Le style est assez hautain, intellectuel, parfois jusqu'à l'excès, ce qui nuit au texte, -bon, c'est d'époque- mais Prosper sait où il va, l'affaire est rondement menée, haletante, dynamique, le drame est là, la vengeance corse ici suinte à toutes les pages, la femme est magnifiquement brossée, centrale même. Colomba est campée magistralement l'auteur lui fait une entrée triomphale. Si l'écriture de Mérimée est presque affectée, de l'extérieur, pourrait-on dire, elle ne cède pas au romantisme, on est même parfois dans le cynisme qui cache une réelle sensibilité d'artiste. Il faut dire que Prosper n'aime pas la sensiblerie. La froideur apparente de sa narration lui fut même reprochée par Hugo, même s'il convient de tempérer le jugement d'un confrère, les deux hommes en effet se vouaient une cordiale détestation. Et qui plus est, on voit que Mérimée est aussi formé, influencé par les autres cultures, les autres moeurs que française dont il porte la marque de ses nombreux voyages, sa moisson de haut fonctionnaire dont il est fier. Son imagination réelle n'est jamais fantaisiste, il se fie à ce qu'il voit, et il me semble impossible de le reprendre là-dessus tant il vérifie l'exactitude de ce qu'il avance.
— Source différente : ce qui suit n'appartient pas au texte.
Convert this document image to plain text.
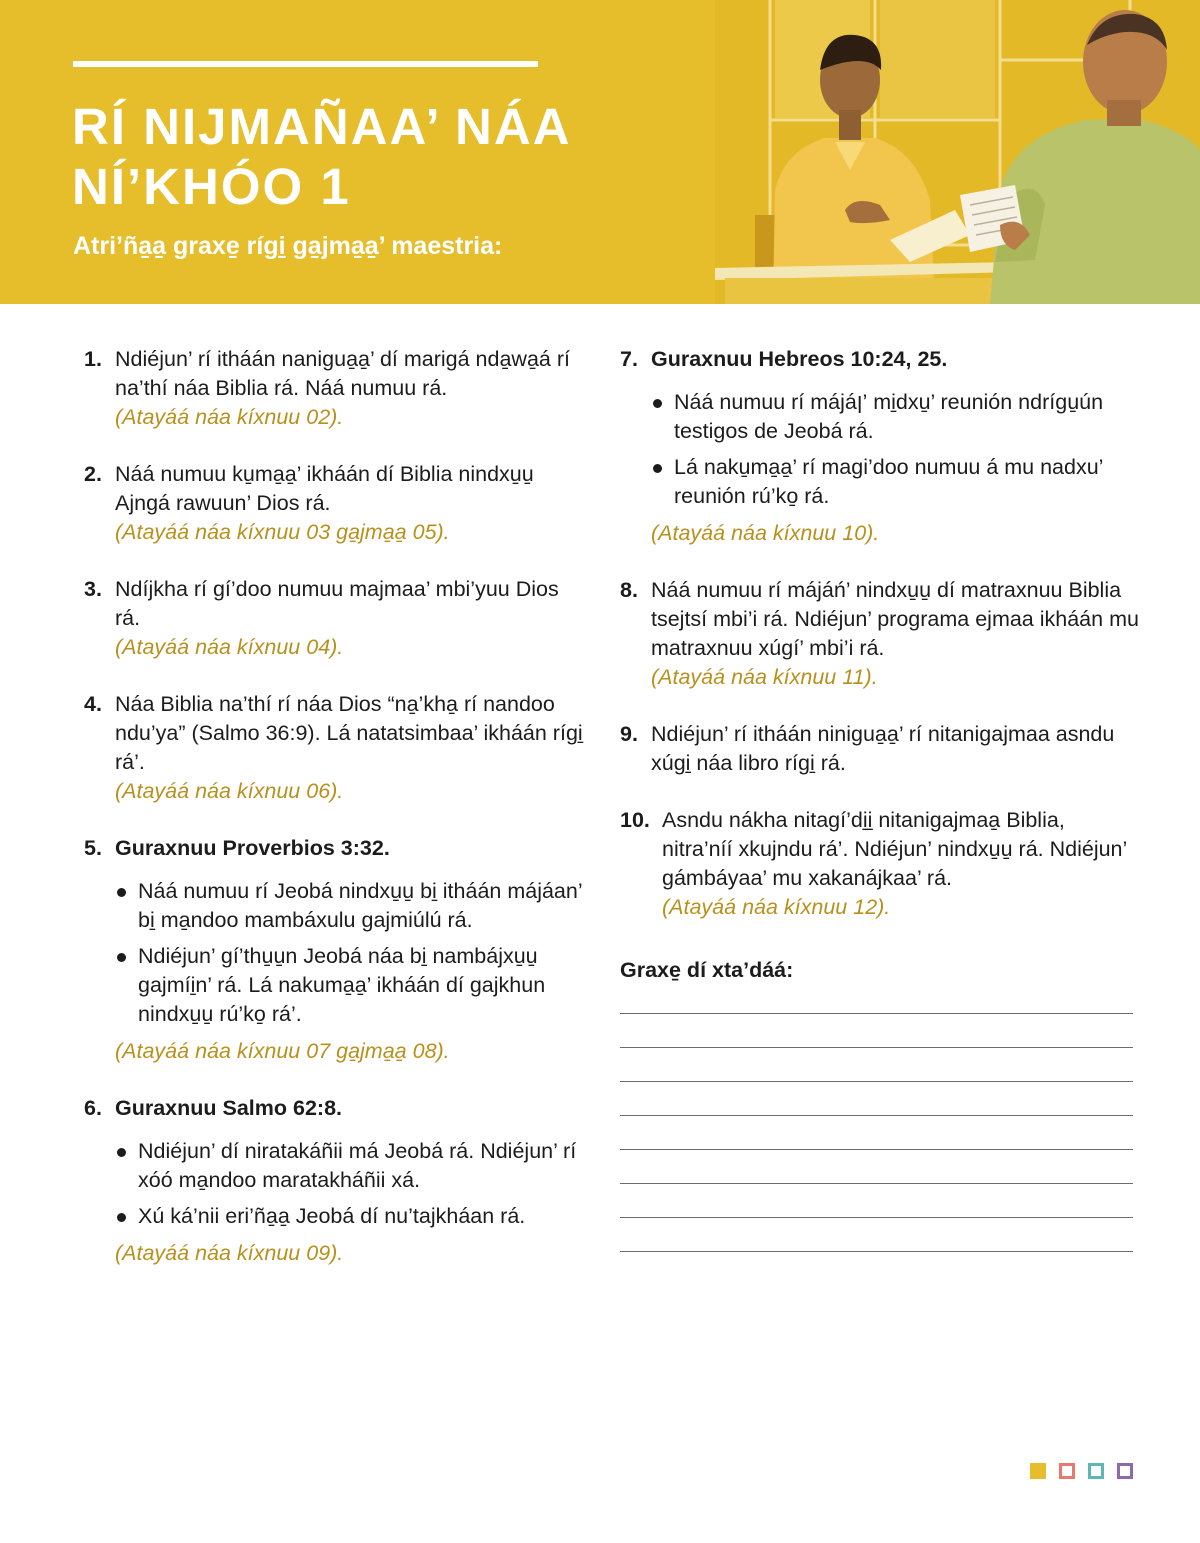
RÍ NIJMAÑAA’ NÁA NÍ’KHÓO 1

Atri’ña̱a̱ graxe̱ rígi̱ ga̱jma̱a̱’ maestria:

1. Ndiéjun’ rí itháán nanigua̱a̱’ dí marigá nda̱wa̱á rí na’thí náa Biblia rá. Náá numuu rá.
(Atayáá náa kíxnuu 02).
2. Náá numuu ku̱ma̱a̱’ ikháán dí Biblia nindxu̱u̱ Ajngá rawuun’ Dios rá.
(Atayáá náa kíxnuu 03 ga̱jma̱a̱ 05).
3. Ndíjkha rí gí’doo numuu majmaa’ mbi’yuu Dios rá.
(Atayáá náa kíxnuu 04).
4. Náa Biblia na’thí rí náa Dios “na̱’kha̱ rí nandoo ndu’ya” (Salmo 36:9). Lá natatsimbaa’ ikháán rígi̱ rá’.
(Atayáá náa kíxnuu 06).
5. Guraxnuu Proverbios 3:32.
Náá numuu rí Jeobá nindxu̱u̱ bi̱ itháán májáan’ bi̱ ma̱ndoo mambáxulu gajmiúlú rá.
Ndiéjun’ gí’thu̱u̱n Jeobá náa bi̱ nambájxu̱u̱ gajmíi̱n’ rá. Lá nakuma̱a̱’ ikháán dí gajkhun nindxu̱u̱ rú’ko̱ rá’.
(Atayáá náa kíxnuu 07 ga̱jma̱a̱ 08).
6. Guraxnuu Salmo 62:8.
Ndiéjun’ dí niratakáñii má Jeobá rá. Ndiéjun’ rí xóó ma̱ndoo maratakháñii xá.
Xú ká’nii eri’ña̱a̱ Jeobá dí nu’tajkháan rá.
(Atayáá náa kíxnuu 09).
7. Guraxnuu Hebreos 10:24, 25.
Náá numuu rí májáן’ mi̱dxu̱’ reunión ndrígu̱ún testigos de Jeobá rá.
Lá naku̱ma̱a̱’ rí magi’doo numuu á mu nadxu’ reunión rú’ko̱ rá.
(Atayáá náa kíxnuu 10).
8. Náá numuu rí májáń’ nindxu̱u̱ dí matraxnuu Biblia tsejtsí mbi’i rá. Ndiéjun’ programa ejmaa ikháán mu matraxnuu xúgí’ mbi’i rá.
(Atayáá náa kíxnuu 11).
9. Ndiéjun’ rí itháán ninigua̱a̱’ rí nitanigajmaa asndu xúgi̱ náa libro rígi̱ rá.
10. Asndu nákha nitagí’di̱i̱ nitanigajmaa̱ Biblia, nitra’níí xkujndu rá’. Ndiéjun’ nindxu̱u̱ rá. Ndiéjun’ gámbáyaa’ mu xakanájkaa’ rá.
(Atayáá náa kíxnuu 12).

Graxe̱ dí xta’dáá:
Il a une solide formation d'historien, ses travaux sont remarqués et la porte de l'Académie lui est ouverte. La nouvelle est son fort, il le montre avec Colomba. C'est vraiment un grand nouvelliste, - pas vraiment renouvelé depuis- nouvelle qu'on pourrait assimiler à ce qu'on appelle abusivement roman aujourd'hui : sa nouvelle est nouvelle car elle s'articule autour d'un fait divers. . Aujourd'hui on ramène ça à je ne sais quoi, tout sens de la nouvelle en France est perdu ! A la fois la désinvolture, le sérieux et la passion violente sont au rendez-vous. Au plan littéraire, Prosper Mérimée est un incontournable..

"Miss Nevil regagnait l'auberge lorsqu'elle remarqua une jeune femme vêtue de noir, montée sur un cheval de petite taille, mais vigoureux qui entrait en ville.. La beauté remarquable d ela femme attira d'abord l'attention de Miss Nevil. Elle paraissait avoir une vingtaine d'années. Elle était grande, blanche, les yeux bleu foncé, la bouche rose, les dents comme de l'émail. . Dans son expression on lisait à la fois l'orgueil, l'inquiétude et la tristesse. Sur la tête, elle portait ce voile de soie noire nommé mezzaro, que les Génois ont introduit en Corse, et qui sied si bien aux femmes.."

"Elle (Colomba) était suivie d'une espèce de paysan, à cheval aussi, en veste de drap brun trouée aux coudes, une gourde en bandoulière, un pistolet pendant à la ceinture, à la main, un fusil, dont la crosse reposait dans une poche de cuir attachée à l'arçon de la selle ; bref en costume complet de brigand de mélodrame ou de bourgeois corse en voyage.."

Il y aurait tant à dire sur le brillant homme qui a mené de front deux carrières qu'il a embrassées avec une totale réussite. S'il fallait conclure ici, je dirais encore son amitié profonde pour Stendhal, et celle pour l'Impératrice, et son lien de fait avec l'histoire impériale.. Ai- eu le plaisir de re-relire Colomba (il me fut offert comme prix scolaire, éditions Sfil Poitiers, rouge cartonné ; illustrations R. de la Nézière..)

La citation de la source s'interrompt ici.